Most alarmingly, aides fretted he was too mentally frail to be capable of leading in the event of a 3 a.m. national or international emergency.

Earlier this month, Mr. Biden disclosed he is suffering from Stage 4 prostate cancer that has spread to his bones, leading to more questions about whether his diagnosis was hidden from the public or ignored by the president’s doctor.

A Biden spokesman said the former president hadn’t been tested for prostate cancer since 2014.

“This is either malpractice or a coverup,” Rep. Ronny Jackson, Texas Republican and former White House physician, said. “The truth is, his physician was more concerned about assisting with the political cover-up than providing world-class medical care.”

Even if Mr. Biden’s cancer was known while he was president, medical confidentiality ethics rules and the preeminent federal health privacy law, HIPAA, would shield that information from public scrutiny. The same privacy rules would apply to the results of a cognitive test if the former president elected to take one.

Charles A. Stevenson, a professor at Johns Hopkins School of Advanced International Studies, said presidential candidates “should provide basic medical details on their health and ongoing treatments for specific conditions.” Once in office, he said, “the public deserves to be informed of any significant illnesses or situations such as medical procedures,” but not “ordinary fluctuations in the president’s health or behavior.”

Mr. Stevenson said members of the Cabinet and other senior officials “have an obligation among themselves to be alert to any condition that could prompt a 25th Amendment consideration of the president’s ability to discharge his duties.”

The 25th Amendment, however, has never been invoked even though at least one president was significantly incapacitated for part of his term. President Woodrow Wilson suffered a major stroke in October 1919, but neither his vice president nor other Cabinet members were willing to force him out of office. Instead, his wife secretly took over the duties of the presidency until his term expired more than a year later.

Mr. Wilson had at least three minor strokes before his first campaign for the presidency, but never disclosed them.

Mr. Kennedy’s significant medical problems also preceded his run for the White House. They were not known until his family agreed to release his records two decades ago. The information showed he’d been hospitalized nine times in the late 1950s to treat his back and stomach problems, and his spine had fractured due to osteoporosis, perhaps brought on by other drug interventions. He was unable to put on his shoes and socks without assistance.

Mr. Trump’s medical disclosures have also come under scrutiny and criticism.

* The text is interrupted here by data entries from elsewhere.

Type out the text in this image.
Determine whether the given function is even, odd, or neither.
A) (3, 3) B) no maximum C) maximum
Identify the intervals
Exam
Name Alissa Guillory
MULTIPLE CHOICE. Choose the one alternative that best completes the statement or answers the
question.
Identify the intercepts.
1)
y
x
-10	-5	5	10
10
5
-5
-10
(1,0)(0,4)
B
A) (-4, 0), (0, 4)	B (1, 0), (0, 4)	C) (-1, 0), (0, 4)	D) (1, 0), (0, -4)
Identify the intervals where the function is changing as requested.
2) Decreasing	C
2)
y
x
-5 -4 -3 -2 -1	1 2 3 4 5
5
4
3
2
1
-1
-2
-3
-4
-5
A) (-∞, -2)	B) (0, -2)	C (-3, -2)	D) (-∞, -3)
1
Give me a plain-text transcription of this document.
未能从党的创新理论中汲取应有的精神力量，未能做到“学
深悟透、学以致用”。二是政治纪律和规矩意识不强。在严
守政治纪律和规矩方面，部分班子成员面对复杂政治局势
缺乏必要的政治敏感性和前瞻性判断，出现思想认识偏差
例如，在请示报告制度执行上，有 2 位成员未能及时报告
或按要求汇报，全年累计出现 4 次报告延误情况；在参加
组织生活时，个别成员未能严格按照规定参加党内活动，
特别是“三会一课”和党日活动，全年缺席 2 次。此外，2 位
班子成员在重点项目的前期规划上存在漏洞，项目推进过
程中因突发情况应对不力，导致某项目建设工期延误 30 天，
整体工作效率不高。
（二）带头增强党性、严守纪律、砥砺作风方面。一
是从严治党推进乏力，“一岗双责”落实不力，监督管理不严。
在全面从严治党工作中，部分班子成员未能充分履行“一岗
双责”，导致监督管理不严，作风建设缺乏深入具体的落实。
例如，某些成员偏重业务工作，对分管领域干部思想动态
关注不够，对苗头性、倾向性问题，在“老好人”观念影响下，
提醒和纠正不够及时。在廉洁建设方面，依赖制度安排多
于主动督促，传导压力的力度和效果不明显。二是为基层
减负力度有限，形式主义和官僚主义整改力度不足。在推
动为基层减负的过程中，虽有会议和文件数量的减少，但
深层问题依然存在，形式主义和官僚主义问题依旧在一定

His doctors declined to reveal the results of a lung scan after he was diagnosed with COVID-19 during the final year of his first term. More information was later leaked to the media, claiming the president was much sicker from the virus than he revealed at the time and that staff feared he would need to be put on a ventilator.

Mr. Trump’s weight and fast-food consumption have raised questions about his health, and he’s been accused by his foes of suffering from a variety of mental health problems, from dementia to narcissistic personality disorder.

Trump, 78, underwent his annual physical on April 11 and released the results two days later.

He underwent a test using the Montreal Cognitive Assessment, a screening tool for cognitive decline, and scored a 30 out of 30.

A blood test for prostate cancer showed normal results. White House Physician Capt. Sean P. Barbabella said Mr. Trump “exhibits excellent cognitive and physical health.”

Mr. Biden and his wife denied that he suffers from cognitive decline and covered it up. They sat together for an interview on The View this month to head off the sensational claims by his former aides and said they were unfounded.

“I did not create a cocoon around him,” Mrs. Biden said. “You saw him in the Oval Office. You saw him making speeches. He wasn’t hiding somewhere.”